What caused the Wall Street Crash of 1929?
The American economy had been enjoying a boom through the “Roaring 20’s”. The introduction of consumer goods, such as fridges, typewriters, radios and also cars, not only created more jobs but helped the American economy rise even more. The ability to buy “on credit” (hire purchase, by instalments) meant that consumer goods were now affordable to the average American. Not everyone, though, enjoyed in the prosperity and affluence the boom promised in the Roaring 20’s. There was an ever widening gap between rich and poor, 42% of all Americans were living below the poverty line, and new immigrants and farmers in the southeast never enjoyed the boom (and so depression and hardship – when it set in – was nothing new to them).
However, the Fordney-McCumber Act (1919) which had placed high tariff on all foreign imports into America, had had its effect on American goods being exported to Europe. European nations responded with their own high tariffs on American exports – a trade protection war was starting. This reduced the volume of international trade and meant that those American merchants who had enormous surpluses had no market within which to sell their goods. Also consumerism (and HP) had ensured that everyone had consumer goods in their home, goods that were now low in demand. This would cause a fall in prices and industrial instability.
This fall in demand led to a fall in production levels, which in turn would lead to a reduction in the amount produced by industry. (See the Cycle of Depression) Industry would also lower the number employed to make that lowered demand. The American economy was falling into a downward spiral.

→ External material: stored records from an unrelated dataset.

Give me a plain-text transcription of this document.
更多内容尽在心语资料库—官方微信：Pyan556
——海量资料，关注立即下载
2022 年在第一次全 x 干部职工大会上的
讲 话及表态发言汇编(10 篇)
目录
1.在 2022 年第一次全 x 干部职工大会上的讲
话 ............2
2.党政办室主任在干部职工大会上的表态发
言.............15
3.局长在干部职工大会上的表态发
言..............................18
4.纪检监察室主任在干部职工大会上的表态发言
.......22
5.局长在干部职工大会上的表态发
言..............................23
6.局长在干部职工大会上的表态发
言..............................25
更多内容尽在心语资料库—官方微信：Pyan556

However, this was not the whole of America’s problems. The grain farmers of the southeast had been suffering for years. The introduction of machines to farming had led to huge over-production (and sometimes unemployment) and farmers found themselves unable to earn a living as the increase in production (WW1) led to a fall in demand. Worst hit were the share-croppers who often ended up with barely enough to live on.

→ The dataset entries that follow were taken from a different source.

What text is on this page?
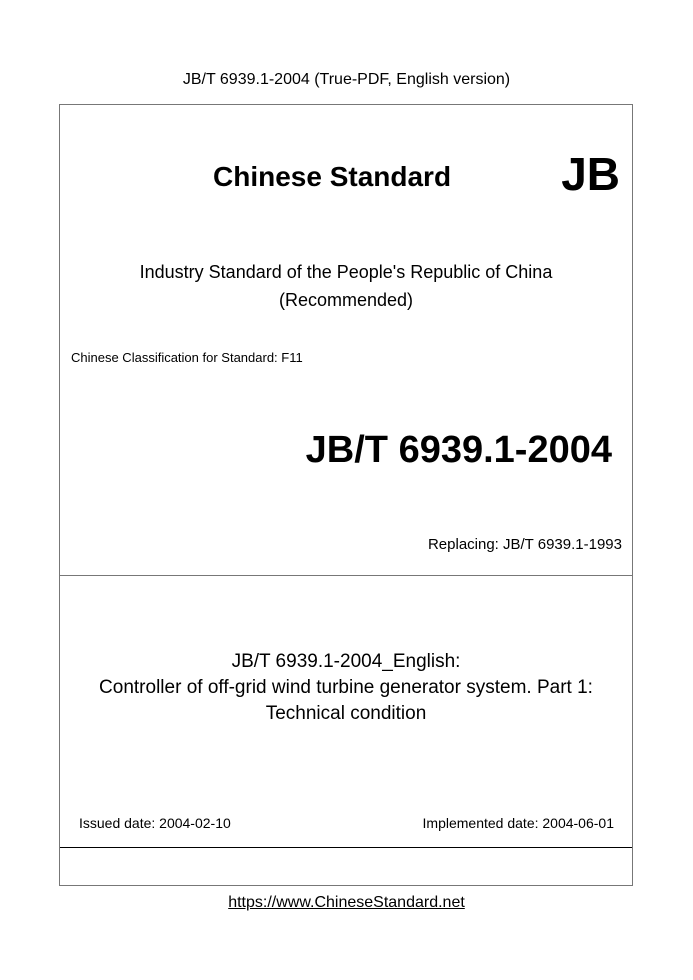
JB/T 6939.1-2004 (True-PDF, English version)
Chinese Standard JB
Industry Standard of the People's Republic of China
(Recommended)
Chinese Classification for Standard: F11
JB/T 6939.1-2004
Replacing: JB/T 6939.1-1993
JB/T 6939.1-2004_English:
Controller of off-grid wind turbine generator system. Part 1:
Technical condition
Issued date: 2004-02-10	Implemented date: 2004-06-01
https://www.ChineseStandard.net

The Dust-Bowl had also hit the farming industry hard. Poor farming methods and bad soil erosion had left the ground infertile and barren. Winds swept the dust all over especially around Oklahoma. Farmers were struggling to survive.

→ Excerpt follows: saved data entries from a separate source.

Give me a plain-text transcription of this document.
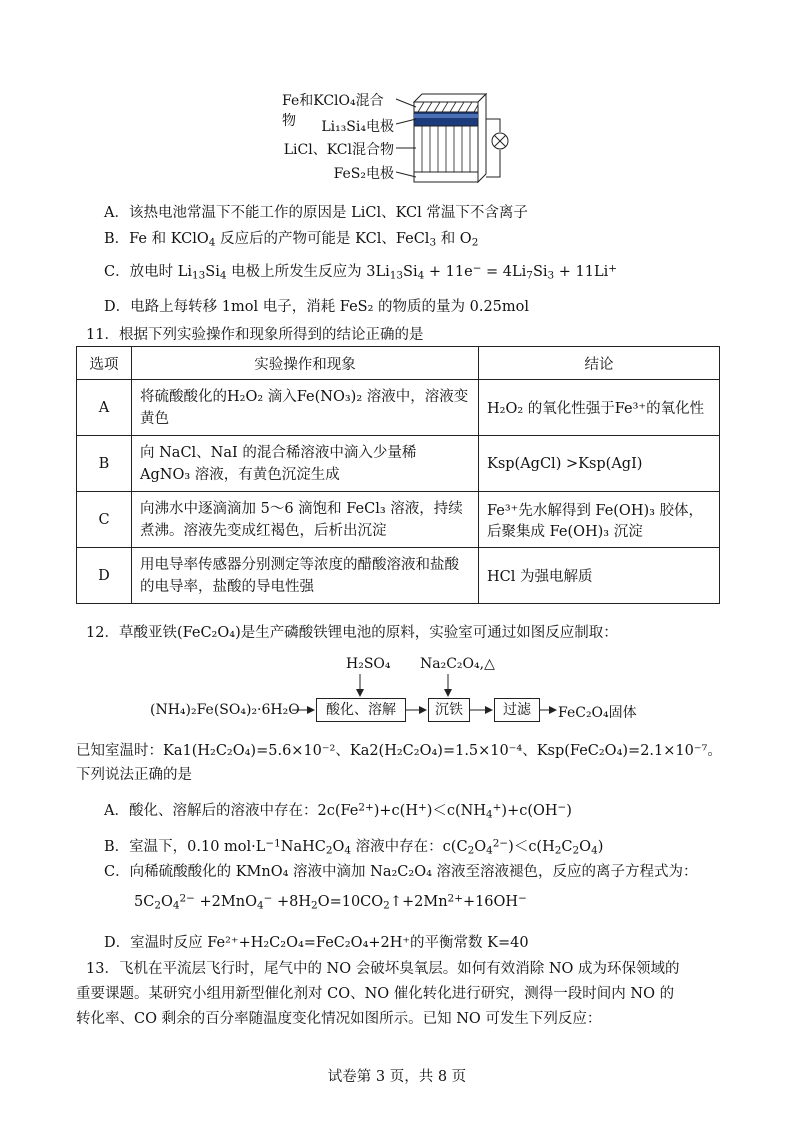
Fe和KClO₄混合物	Li₁₃Si₄电极
LiCl、KCl混合物
FeS₂电极
A．该热电池常温下不能工作的原因是 LiCl、KCl 常温下不含离子
B．Fe 和 KClO$_4$ 反应后的产物可能是 KCl、FeCl$_3$ 和 $O_2$
C．放电时 $Li_{13}Si_4$ 电极上所发生反应为 $3Li_{13}Si_4 + 11e^- = 4Li_7Si_3 + 11Li^+$
D．电路上每转移 1mol 电子，消耗 FeS₂ 的物质的量为 0.25mol
11．根据下列实验操作和现象所得到的结论正确的是
选项	实验操作和现象	结论
A	将硫酸酸化的H₂O₂ 滴入Fe(NO₃)₂ 溶液中，溶液变黄色	H₂O₂ 的氧化性强于Fe³⁺的氧化性
B	向 NaCl、NaI 的混合稀溶液中滴入少量稀 AgNO₃ 溶液，有黄色沉淀生成	Ksp(AgCl) >Ksp(AgI)
C	向沸水中逐滴滴加 5～6 滴饱和 FeCl₃ 溶液，持续煮沸。溶液先变成红褐色，后析出沉淀	Fe³⁺先水解得到 Fe(OH)₃ 胶体，后聚集成 Fe(OH)₃ 沉淀
D	用电导率传感器分别测定等浓度的醋酸溶液和盐酸的电导率，盐酸的导电性强	HCl 为强电解质
12．草酸亚铁(FeC₂O₄)是生产磷酸铁锂电池的原料，实验室可通过如图反应制取：
(NH₄)₂Fe(SO₄)₂·6H₂O
H₂SO₄
酸化、溶解
Na₂C₂O₄,△
沉铁	过滤	FeC₂O₄固体
已知室温时：Ka1(H₂C₂O₄)=5.6×10⁻²、Ka2(H₂C₂O₄)=1.5×10⁻⁴、Ksp(FeC₂O₄)=2.1×10⁻⁷。
下列说法正确的是
A．酸化、溶解后的溶液中存在：$2c(Fe^{2+})+c(H^+)<c(NH_4^+)+c(OH^-)$
B．室温下，0.10 $mol\cdot L^{-1}NaHC_2O_4$ 溶液中存在：$c(C_2O_4^{2-})<c(H_2C_2O_4)$
C．向稀硫酸酸化的 KMnO₄ 溶液中滴加 Na₂C₂O₄ 溶液至溶液褪色，反应的离子方程式为：
$5C_2O_4^{2-} +2MnO_4^-$ $+8H_2O=10CO_2↑+2Mn^{2+}+16OH^-$
D．室温时反应 Fe²⁺+H₂C₂O₄=FeC₂O₄+2H⁺的平衡常数 K=40
13．飞机在平流层飞行时，尾气中的 NO 会破坏臭氧层。如何有效消除 NO 成为环保领域的
重要课题。某研究小组用新型催化剂对 CO、NO 催化转化进行研究，测得一段时间内 NO 的
转化率、CO 剩余的百分率随温度变化情况如图所示。已知 NO 可发生下列反应：
试卷第 3 页，共 8 页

The inflated economy of the “Roaring 20’s” had also led to inflated share prices. People were buying shares ‘on the margin’, whereby they paid 10% of the value and borrowed the rest from banks and speculators. This caused the market to remain abnormally high and over-priced but people, especially the middle classes, the banks and speculators, continued to invest heavily in the market. Unfortunately there were too many small banks who had insufficient funds to cope with the sudden rush of withdrawals. The banks were unable to return the money as it had been invested in the stock market and in building projects.
In the Autumn of 1929 some businessmen decided that the market could not remain and maintain so artificially high for very long and decided to sell their shares whilst the market was buoyant and high. This led to a massive panic selling of shares, which caused a dramatic fall in the value of the market. This caused several more panics through September and October 1929 as people were desperate to sell but no one wanted to buy.
The scene on Wall Street as the stock market crashed.
On Thursday 24th October 1929, Wall Street Crashed. This day became known as Black Thursday as it heralded the end of the Roaring 20’s and sealed America’s decent into depression. Some rich businessmen and bankers were persuaded to invest $250,000,000 in buying up stock but to no avail. In only 37 days the US economy had lost 47% of its value and would fall further during November.